The last time the earth moved here was about 5-10 years ago. I did not really feel it move, but there was a strange rumble culminating in a bang – no, a big bang. The neighbours dog began to howl and I went down to the cellar as our gas installations were there – we have floor heating driven by gas. Everything was as normal, so you switch on the radio – yes we are very practical. There was an earth tremor in the Jura with the epicentre being in Lommiswill, about a 5-10 minute car drive away. Again, it did not get into the New York Times. Dinosaur footprints were once fond in that part of the Jura. You can still see them, although I do not know if I would recognise one if I saw one. Dinosaurs did not die from an earthquake, I think it was some sort of global thing.
Anyhow we survived again and life goes on as usual. If one day there is no Good Morning news here, it might be due an earthquake, but more likely that I prefer to hug my bed.
As you can see, nothing really exciting happens here, so if you get an earthquake it is big news.
As I said, I went for a walk yesterday afternoon. I was glad to get out of the house for a change and go places to see things.
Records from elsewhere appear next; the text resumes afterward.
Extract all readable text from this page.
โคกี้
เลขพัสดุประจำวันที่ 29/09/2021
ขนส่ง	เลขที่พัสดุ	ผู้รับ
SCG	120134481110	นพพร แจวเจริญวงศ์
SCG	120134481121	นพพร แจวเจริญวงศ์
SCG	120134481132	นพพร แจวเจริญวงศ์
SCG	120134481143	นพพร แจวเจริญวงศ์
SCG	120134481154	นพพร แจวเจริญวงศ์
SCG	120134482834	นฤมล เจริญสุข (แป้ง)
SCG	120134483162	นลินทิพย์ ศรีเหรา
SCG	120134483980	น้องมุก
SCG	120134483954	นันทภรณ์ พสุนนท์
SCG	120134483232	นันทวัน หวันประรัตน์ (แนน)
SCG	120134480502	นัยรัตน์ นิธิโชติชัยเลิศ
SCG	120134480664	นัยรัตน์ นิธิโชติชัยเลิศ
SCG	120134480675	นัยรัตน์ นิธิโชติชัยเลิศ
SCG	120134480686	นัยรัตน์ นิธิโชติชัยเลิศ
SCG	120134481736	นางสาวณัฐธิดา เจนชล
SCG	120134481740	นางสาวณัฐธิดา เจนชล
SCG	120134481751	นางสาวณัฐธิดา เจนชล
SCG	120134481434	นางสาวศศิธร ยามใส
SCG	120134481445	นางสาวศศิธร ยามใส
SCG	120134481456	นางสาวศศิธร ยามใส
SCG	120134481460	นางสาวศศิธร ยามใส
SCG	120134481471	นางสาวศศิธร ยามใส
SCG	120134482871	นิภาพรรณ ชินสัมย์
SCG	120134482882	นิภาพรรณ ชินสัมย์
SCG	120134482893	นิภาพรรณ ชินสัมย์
I only got to the local stables and took a few photos of various ducks, geese and horses, no big deal. I also noticed that they are building some sort of small shelter next to the pond, probably for the ducks. Perhaps they might begin to build a nest, which would be great: photos of ducklings perhaps.
Today is shopping day, so they are letting me out to make the surroundings unsure. Mr. Swiss said he has started a shopping list, so sharing a shopping list cloud on my phone, I just had a look. Yes all life’s necessities are on the list, including Pepsi Cola and a cucumber. We prefer Pepsi to Coca Cola, an acquired taste.
We have also decided to let the bird food go to an end and let the birds clear the remainders. They can now find their own food and the gardener will be arriving at the end of the month and will remove the bird house for us. And it seems another Winter is again approaching its end. It was a good Winter, no stress and for the first time in my golden oldie life I quite enjoyed it.
Time to go and do things that all housewives should do after breakfast.
I will be back, if we do not have an earthquake in between.